Assim como, na prática, tampouco conseguiríamos competir ou concorrer com o domínio monopolístico de EUA e China. Segundo Kai-Fu Lee, as únicas potências com reais condições e insumos necessários para disputar essa corrida tecnológica pela regulação e, consequentemente, alcançar a hegemonia global da IA (argumento de seu livro AI Superpowers: China, Silicon Valley, and the New World Order, publicado em 2018).

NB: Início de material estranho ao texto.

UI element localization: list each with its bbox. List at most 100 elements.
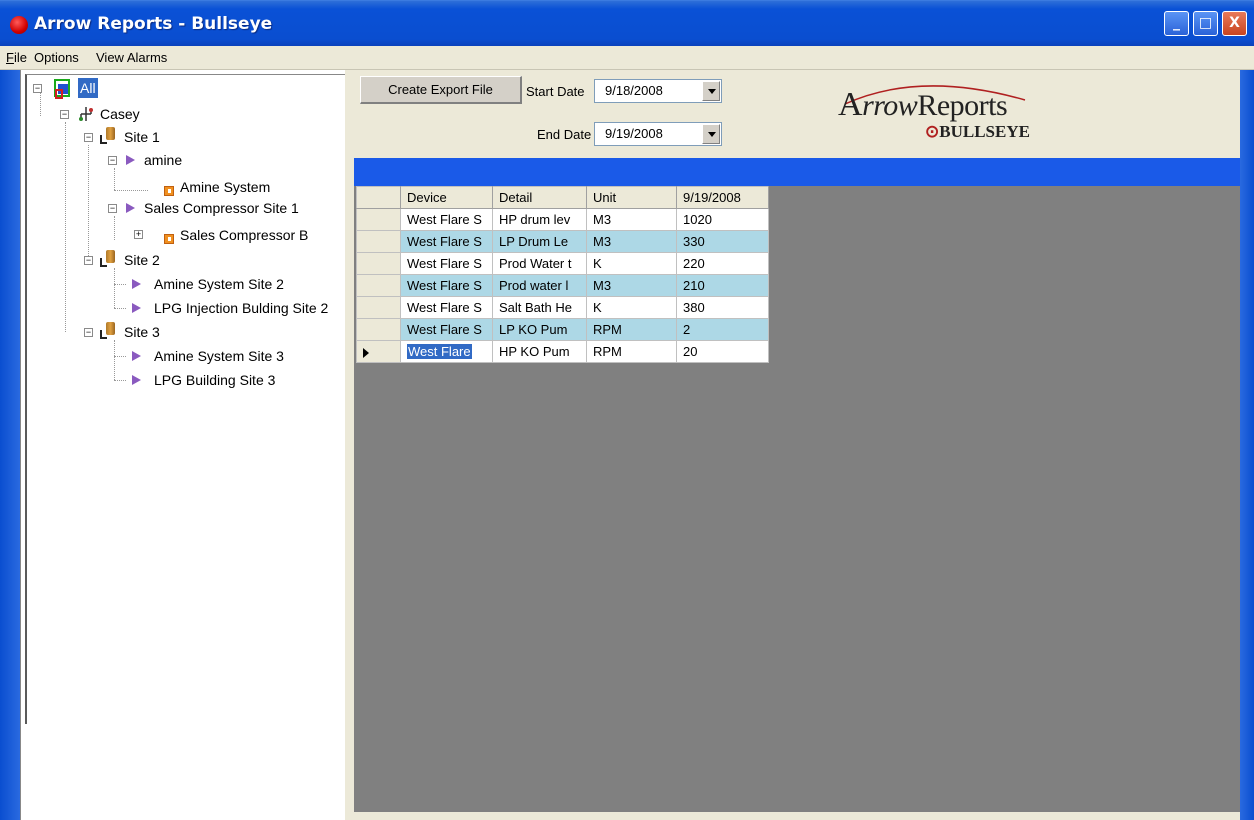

Portanto, dadas essas análises, o Brasil se encontra diante do impasse entre termos uma lei ruim ou nenhuma lei sobre inteligência artificial, fazendo com que o país corra o risco de ficar para trás e/ou de se subjugar em termos de cibersegurança, interoperabilidade e soberania digital. Trata-se da controversa questão da autonomia que, por sua vez, é altamente criticada pela ala pró-mercado, que a considera ufanista, impeditiva da inovação e do desenvolvimento tecnológico do Brasil. Algo contraditório, justamente esta que é:

a capacidade de um país controlar e proteger seus dados, infraestruturas e sistemas de informação […] implicando a capacidade de desenvolver tecnologia nacionais, protagonizar e planejar o futuro […] estabelecer políticas públicas que promovam a inovação, o uso responsável e ético da IA.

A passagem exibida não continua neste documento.